Photo by: Bigstockphoto

A biopsy is an examination of removed tissues from a living patient to assess the cause or the extent of a certain disease. There are four different types of biopsy procedure and the kind of procedure your doctor will use depends on the areas of the body where tumors grew, the size of the tumors and other factors. In today’s post, we are discussing the different types of biopsy procedures and what to expect during the tests:

Fine Needle Aspiration Biopsy or FNAB

This procedure requires a thin needle to be inserted into the suspicious area to get a small sample of tissue. Usually, your doctor will feel the lump or suspicious growth and guides the needle into the area for extraction. Your doctor may or may not use a numbing agent to reduce pain during the extraction.

The tissue sample is then analyzed under a microscope to determine the procession of the disease. In some cases, body fluid near the affected area is also analyzed. Cloudy or benign fluid could mean a non-cancerous growth, but it’s also analyzed further for cancer cells.

Core Needle Biopsy or CNB

This procedure is similar to FNAB except the needle inserted is slightly larger, hollower. Your doctor will use ultrasound or x-rays to guide the needle on the right spot.

The needle is larger because it’ meant to extract more tissue samples and requires local anesthesia. Also, the needle is inserted several times to get more samples. Because the procedure is lengthy, the results are more accurate. This procedure can cause minor bruising and cuts, but it won’t cause scarring.

Vacuum-Assisted Core Biopsy or VACB

VACB is conducted using Mammotome® or ATEC® (Automated Tissue Excision and Collection machine) to extract the tissue sample. The process is lengthier and requires local anesthetic. A numbing agent is applied on the affected area then your doctor will make a small cut. A hollow probe is inserted into the cut and guided into the abnormal growth using an MRI, an ultrasound or x-ray.

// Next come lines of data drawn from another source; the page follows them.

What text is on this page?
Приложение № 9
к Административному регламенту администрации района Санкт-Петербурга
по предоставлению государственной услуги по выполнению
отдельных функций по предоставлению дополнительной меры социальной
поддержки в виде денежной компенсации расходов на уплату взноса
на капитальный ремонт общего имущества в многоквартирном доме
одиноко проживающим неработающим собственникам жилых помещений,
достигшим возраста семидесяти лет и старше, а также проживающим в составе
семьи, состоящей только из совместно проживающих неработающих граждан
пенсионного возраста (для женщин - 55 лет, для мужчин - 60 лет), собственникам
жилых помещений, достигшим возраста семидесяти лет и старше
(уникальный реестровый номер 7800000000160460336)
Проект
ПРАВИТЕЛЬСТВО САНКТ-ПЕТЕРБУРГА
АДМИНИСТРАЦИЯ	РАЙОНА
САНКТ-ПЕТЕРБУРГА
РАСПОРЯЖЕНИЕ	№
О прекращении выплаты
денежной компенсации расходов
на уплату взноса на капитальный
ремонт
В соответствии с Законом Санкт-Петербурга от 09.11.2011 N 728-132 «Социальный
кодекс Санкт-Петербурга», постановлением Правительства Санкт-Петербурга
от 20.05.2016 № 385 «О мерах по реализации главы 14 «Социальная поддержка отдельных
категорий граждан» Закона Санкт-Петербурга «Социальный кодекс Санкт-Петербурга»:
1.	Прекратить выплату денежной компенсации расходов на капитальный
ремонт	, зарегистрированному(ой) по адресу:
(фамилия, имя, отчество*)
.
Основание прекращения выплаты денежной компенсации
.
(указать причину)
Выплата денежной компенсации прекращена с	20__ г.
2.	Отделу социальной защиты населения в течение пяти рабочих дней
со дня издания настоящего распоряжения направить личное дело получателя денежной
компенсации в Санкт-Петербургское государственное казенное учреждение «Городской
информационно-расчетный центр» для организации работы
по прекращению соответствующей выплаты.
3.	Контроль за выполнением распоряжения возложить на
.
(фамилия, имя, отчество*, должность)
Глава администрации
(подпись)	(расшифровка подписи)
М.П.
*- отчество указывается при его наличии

The probe pulls out a cylinder of tissue and a rotating knife will cut the tissue. Stitches are not needed after extraction, but VACB can cause slight scarring.

Surgical Biopsy

Also known as open biopsy, a surgical biopsy requires the extraction of tissues through surgery. There are two types of open biopsy: incisional and excisional.

Incisional biopsy requires the extraction of a small part of the suspicious growth. Excisional biopsy requires the removal of the entire abnormal growth without trying to remove an edge of healthy tissues.

A general anesthesia is administered to the patient and an incision is made. Depending on the accessibility of the abnormal tissue, the surgeon could use a guided needle to extract the growth. A stereotactic core needle is guided by an x-ray equipment and a computer to pinpoint the exact location of the abnormal growth. From there, the needle tip will travel to the affected area. This procedure is not only lengthy and complex; it also requires stitches and will leave a scar.